Mostly, Kirby wants as many people as possible to show up to Pride, in part to deliver the message that Tacoma is not a place to recruit white supremacists and stoke hate and division.

“I think this is a moment and an opportunity to really invite people to come out to Tacoma Pride,” Kirby says. “This is a time for people to be visible and to show their support for communities that are being impacted and targeted by messages and acts of hate.”

Erik Seelbach, executive director of the Pierce County AIDS Foundation, says there’s an overlap between the LGBTQ community and immigrant communities.

“There aren’t really dividing lines,” Seelbach says.

More importantly, hate is hate, whatever form it takes — and it requires a unified response.
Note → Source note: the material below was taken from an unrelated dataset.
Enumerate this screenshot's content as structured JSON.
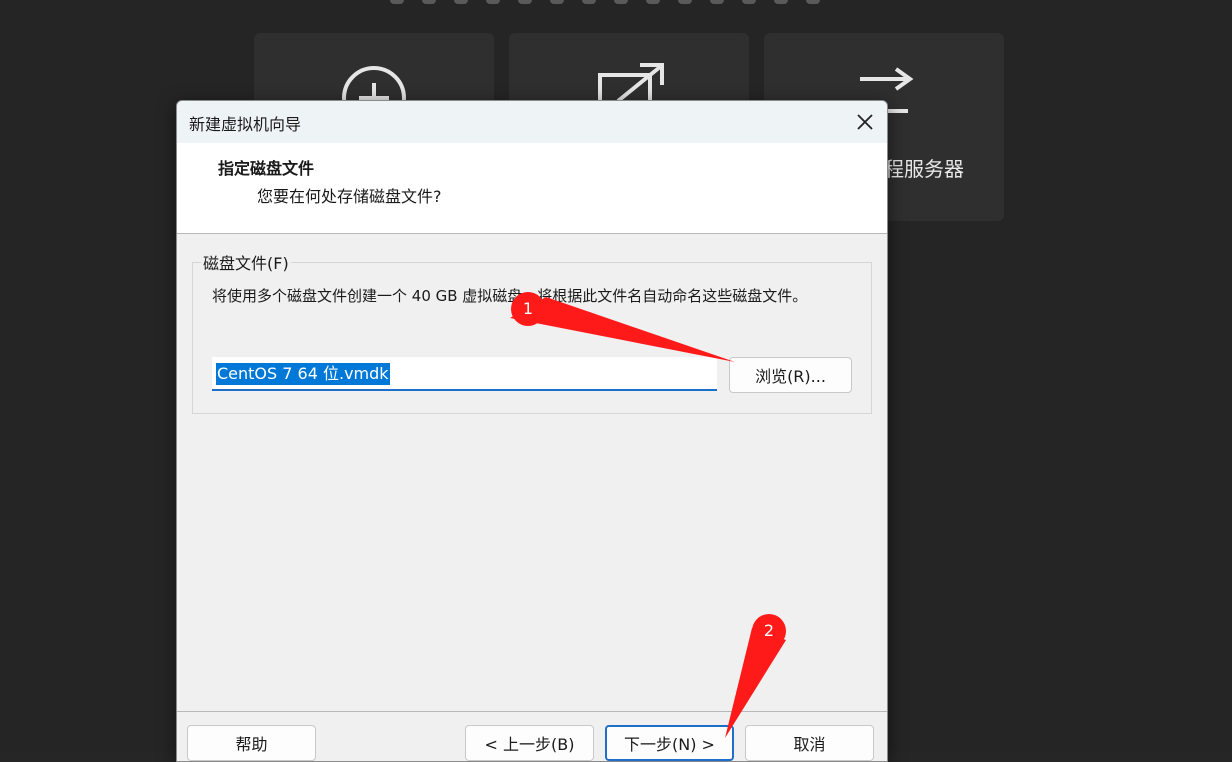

“It’s about hate of the other, so all of us that are on those edges and are included in those lists of people who don’t belong, we have to stand together to say that’s not OK, we all do belong, ” Seelbach says of the posters and the sentiments behind them.

I asked Santiago if the posters surprised him.

“I am a Latino gay man in the U.S. I’ve had to live with this for the 18 years that I’ve lived in the mainland. It is not new to me, and it is not surprising to me. I want people to understand that,” Santiago says.

All of which brings us back to the origins of Pride celebrations in Tacoma and across the world. The hate we’ve seen in Tacoma over the past weeks and months demonstrates their continued necessity, and a lasting purpose.

“We hold both the celebration and the advocacy for our community through Pride,” Santiago says. “It’s a celebration of our resiliency. It’s a great way to show everybody … that our community is not going to be intimated.”